Comment 95 for bug 1505564

Revision history for this message
Rafael David Tinoco (rafaeldtinoco) wrote :

Hello Chris,

Could you clarify the following statement:

"""
So, step 2 was to add "nox2apic intremap=off" to the DL385-G7s. I added it to only one of them initially. That machine lasted 9 days before we had another kernel panic ("NMI watchdog: BUG: soft lockup - CPU#27 stuck for 23s! [migration/27:200]"), but after the panic it seems to have settled back down again (without any reboot).
"""

So, I'm not sure if you are "panic'ing on hung tasks" (sysctl option). The way I read this is that the machine showed a soft lockup BUT the kernel did not crash and recovered after some time. This might indicate that, after workload was reduced, the kernel could get back on track with migration kthread. Could you clarify this ?

You did right.

< G8 cmdline == "nox2apic intremap=off"
>= G8 cmdline == "intremap=no_x2apic_optout"

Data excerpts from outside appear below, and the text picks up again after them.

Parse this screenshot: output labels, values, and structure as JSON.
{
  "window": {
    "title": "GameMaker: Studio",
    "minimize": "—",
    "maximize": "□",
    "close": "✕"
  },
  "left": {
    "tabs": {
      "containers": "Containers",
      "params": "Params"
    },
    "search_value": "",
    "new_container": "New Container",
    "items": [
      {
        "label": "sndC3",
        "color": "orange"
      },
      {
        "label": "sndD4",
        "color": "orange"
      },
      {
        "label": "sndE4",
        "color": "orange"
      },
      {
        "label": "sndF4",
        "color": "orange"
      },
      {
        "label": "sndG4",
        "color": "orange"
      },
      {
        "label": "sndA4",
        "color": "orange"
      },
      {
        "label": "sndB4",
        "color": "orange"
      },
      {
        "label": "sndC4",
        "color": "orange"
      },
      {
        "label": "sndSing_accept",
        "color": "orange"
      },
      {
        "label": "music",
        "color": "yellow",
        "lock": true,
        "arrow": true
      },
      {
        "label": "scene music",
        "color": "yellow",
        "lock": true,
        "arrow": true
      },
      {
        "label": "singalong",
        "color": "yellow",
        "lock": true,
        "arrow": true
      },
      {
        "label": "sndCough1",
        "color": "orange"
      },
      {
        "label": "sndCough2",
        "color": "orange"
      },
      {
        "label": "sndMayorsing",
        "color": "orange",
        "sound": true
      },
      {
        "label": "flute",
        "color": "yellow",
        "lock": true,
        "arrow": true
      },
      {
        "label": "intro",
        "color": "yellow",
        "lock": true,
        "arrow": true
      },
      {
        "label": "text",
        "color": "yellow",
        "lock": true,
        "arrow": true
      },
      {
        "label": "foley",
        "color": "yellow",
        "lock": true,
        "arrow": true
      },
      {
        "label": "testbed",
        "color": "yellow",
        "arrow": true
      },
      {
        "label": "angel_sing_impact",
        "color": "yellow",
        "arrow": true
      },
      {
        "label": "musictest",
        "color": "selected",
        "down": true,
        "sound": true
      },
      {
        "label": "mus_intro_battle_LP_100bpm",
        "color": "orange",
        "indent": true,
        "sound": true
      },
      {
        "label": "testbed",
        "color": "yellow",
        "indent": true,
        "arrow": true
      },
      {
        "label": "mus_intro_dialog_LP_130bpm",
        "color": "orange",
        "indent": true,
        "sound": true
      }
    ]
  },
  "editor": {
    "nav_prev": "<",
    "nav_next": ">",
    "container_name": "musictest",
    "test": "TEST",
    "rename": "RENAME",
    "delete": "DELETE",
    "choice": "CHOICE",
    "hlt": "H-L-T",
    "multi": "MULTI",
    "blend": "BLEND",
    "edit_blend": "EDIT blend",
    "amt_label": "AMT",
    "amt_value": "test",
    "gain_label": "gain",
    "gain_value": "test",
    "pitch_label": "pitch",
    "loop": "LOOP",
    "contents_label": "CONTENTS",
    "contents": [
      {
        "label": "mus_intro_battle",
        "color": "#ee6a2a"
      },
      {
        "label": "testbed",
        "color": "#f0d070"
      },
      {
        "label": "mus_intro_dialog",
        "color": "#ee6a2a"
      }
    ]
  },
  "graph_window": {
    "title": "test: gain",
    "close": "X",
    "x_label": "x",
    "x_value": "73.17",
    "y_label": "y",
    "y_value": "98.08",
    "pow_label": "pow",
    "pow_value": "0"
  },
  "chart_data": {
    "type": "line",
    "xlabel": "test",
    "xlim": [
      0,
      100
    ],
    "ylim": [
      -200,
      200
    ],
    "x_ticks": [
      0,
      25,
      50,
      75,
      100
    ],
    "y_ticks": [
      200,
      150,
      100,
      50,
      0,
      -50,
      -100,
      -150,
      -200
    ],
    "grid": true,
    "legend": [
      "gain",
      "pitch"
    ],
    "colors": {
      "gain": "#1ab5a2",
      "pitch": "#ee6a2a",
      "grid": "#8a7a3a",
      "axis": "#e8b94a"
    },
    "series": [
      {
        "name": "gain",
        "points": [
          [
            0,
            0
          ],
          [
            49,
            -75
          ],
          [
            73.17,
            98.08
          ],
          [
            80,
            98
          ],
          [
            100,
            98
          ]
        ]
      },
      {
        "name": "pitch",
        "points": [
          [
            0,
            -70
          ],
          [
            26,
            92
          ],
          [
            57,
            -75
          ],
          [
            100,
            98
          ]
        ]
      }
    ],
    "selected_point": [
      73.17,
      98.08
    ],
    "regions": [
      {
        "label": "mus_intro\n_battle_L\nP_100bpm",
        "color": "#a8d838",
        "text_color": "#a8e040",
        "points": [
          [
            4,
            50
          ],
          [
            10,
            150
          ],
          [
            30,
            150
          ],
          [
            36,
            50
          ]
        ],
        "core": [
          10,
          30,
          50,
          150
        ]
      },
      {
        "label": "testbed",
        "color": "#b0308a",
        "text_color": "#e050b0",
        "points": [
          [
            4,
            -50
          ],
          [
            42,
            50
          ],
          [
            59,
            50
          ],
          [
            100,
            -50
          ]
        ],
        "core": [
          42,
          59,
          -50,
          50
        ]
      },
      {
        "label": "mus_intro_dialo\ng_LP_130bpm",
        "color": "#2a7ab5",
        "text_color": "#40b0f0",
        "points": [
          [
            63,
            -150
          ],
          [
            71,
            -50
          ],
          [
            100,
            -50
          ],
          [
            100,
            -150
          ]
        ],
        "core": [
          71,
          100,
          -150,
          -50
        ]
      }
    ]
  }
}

So, if the kernel (G7) had a soft lockup warning but had no "hard lockups" (race conditions), then we are good. Judging by the G8, it looks like that after the change it is still running. Could you clarify if you changed the c-states (min and packing) firmware options ?

I would recommend you staying in 3.13 if they show stable after firmware version/options and cmdline were changed. This way we have a way to "compare" things. As long as they don't have HARD lockups, I think we will be good.

Let me know if you need any other clarification.

Cheers!

Rafael Tinoco